Никто ни с кем не разговаривал. Мужики, помывшись, уселись на толстое сучковатое бревно и задымили. Бабы, по очереди, причесались, припудрились перед большим осколком зеркала, что вставлен был в развилке старой яблони. Потом переглянулись и стали выносить из избы на летнюю веранду закуски и выпивку. Не пропадать же добру.
   За стол усаживались молча, искоса поглядывая друг на друга. Первой рюмкой чокнулись тоже молча. Выпили. Захрустели капустой. Подняв вторую, заговорил Пискунов: «Ты, Василь Кузьмич, не обижайся на нас. Зыкова, ведьма старая, не угомонится ни как – всё ходит, подслушивает, подсматривает. Где поймёт что, где сочинит для пущей важности.

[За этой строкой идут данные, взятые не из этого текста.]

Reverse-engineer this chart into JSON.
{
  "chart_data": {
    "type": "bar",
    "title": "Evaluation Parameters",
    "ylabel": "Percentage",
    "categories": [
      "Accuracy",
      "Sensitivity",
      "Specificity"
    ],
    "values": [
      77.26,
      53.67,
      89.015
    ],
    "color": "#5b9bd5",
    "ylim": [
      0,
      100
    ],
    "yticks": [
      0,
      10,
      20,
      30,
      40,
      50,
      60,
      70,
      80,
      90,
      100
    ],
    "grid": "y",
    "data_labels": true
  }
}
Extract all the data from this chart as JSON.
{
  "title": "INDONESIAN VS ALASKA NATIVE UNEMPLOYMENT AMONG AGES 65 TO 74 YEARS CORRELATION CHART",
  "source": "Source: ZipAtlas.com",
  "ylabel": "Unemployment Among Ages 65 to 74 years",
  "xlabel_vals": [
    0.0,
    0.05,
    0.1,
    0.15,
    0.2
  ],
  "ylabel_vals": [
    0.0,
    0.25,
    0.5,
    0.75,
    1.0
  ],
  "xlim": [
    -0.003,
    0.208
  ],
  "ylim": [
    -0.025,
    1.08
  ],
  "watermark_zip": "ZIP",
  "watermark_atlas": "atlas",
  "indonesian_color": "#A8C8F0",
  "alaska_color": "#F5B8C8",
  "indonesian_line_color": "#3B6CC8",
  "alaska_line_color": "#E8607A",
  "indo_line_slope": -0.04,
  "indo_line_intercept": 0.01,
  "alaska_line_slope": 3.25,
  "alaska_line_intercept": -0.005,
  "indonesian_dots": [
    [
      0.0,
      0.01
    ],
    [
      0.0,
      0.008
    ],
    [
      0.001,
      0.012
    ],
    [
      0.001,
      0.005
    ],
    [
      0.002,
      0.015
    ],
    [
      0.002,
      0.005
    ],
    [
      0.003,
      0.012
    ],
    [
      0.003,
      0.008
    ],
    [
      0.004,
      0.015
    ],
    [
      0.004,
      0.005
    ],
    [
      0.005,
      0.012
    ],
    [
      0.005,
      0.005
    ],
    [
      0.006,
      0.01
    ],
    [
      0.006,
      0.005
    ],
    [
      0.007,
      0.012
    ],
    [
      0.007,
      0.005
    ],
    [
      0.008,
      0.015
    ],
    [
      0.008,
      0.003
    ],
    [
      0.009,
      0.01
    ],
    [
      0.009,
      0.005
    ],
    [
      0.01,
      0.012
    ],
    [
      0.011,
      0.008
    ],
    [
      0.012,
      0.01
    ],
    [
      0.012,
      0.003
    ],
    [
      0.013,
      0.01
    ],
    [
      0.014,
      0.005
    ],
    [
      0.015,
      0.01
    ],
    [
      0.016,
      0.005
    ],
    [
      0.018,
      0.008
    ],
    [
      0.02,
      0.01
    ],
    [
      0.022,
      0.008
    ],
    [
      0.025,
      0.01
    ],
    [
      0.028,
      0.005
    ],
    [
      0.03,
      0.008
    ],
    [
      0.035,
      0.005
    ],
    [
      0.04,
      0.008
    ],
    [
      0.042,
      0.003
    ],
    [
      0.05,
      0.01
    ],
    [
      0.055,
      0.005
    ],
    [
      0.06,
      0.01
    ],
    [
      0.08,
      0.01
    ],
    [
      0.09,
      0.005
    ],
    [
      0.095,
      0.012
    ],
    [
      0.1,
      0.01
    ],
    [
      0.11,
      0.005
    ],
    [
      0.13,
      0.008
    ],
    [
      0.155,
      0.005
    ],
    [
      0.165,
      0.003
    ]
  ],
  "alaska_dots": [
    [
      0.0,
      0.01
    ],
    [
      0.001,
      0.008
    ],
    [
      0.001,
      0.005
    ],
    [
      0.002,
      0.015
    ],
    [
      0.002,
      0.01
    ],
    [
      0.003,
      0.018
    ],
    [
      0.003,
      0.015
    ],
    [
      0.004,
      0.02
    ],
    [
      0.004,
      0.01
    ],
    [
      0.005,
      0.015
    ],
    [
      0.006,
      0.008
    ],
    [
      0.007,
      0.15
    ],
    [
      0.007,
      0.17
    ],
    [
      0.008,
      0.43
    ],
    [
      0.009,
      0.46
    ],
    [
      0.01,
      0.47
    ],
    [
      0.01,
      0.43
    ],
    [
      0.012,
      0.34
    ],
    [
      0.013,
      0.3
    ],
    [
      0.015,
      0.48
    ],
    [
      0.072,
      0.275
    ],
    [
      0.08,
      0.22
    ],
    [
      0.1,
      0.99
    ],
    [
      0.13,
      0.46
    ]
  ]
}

И как я ей поверил? Прибежала – Кузьмич помер, Кузьмич помер! Откуда что взяла? Ну и подумал я – не по-соседски как-то, ежели Зинаиде не поможем. Вот и помогли. Да я вообще-то не об этом сказать хотел. Ты, Кузьмич, не дрейфь! Уж если живым похоронили – до ста лет жить будешь. А, может, и дольше. Примета такая есть. А что сопатки друг дружке покровавили – тоже дело полезное. Кровь дурную застарелую выпустили. Для омолаживания организма пользительно. Так что за тебя, Кузьмич! Живи долго и молодей!».
   Слова Пискунова понравились всем. Выпили и загомонили. В лицах представляя друг другу как всё было. Шумели, смеялись, друг друга не слушали. В гаме-то и не заметили, как, тихонько спустившись с высокого крыльца, скрылась за воротами переполненная информацией виновница всех этих событий, старуха Зыкова.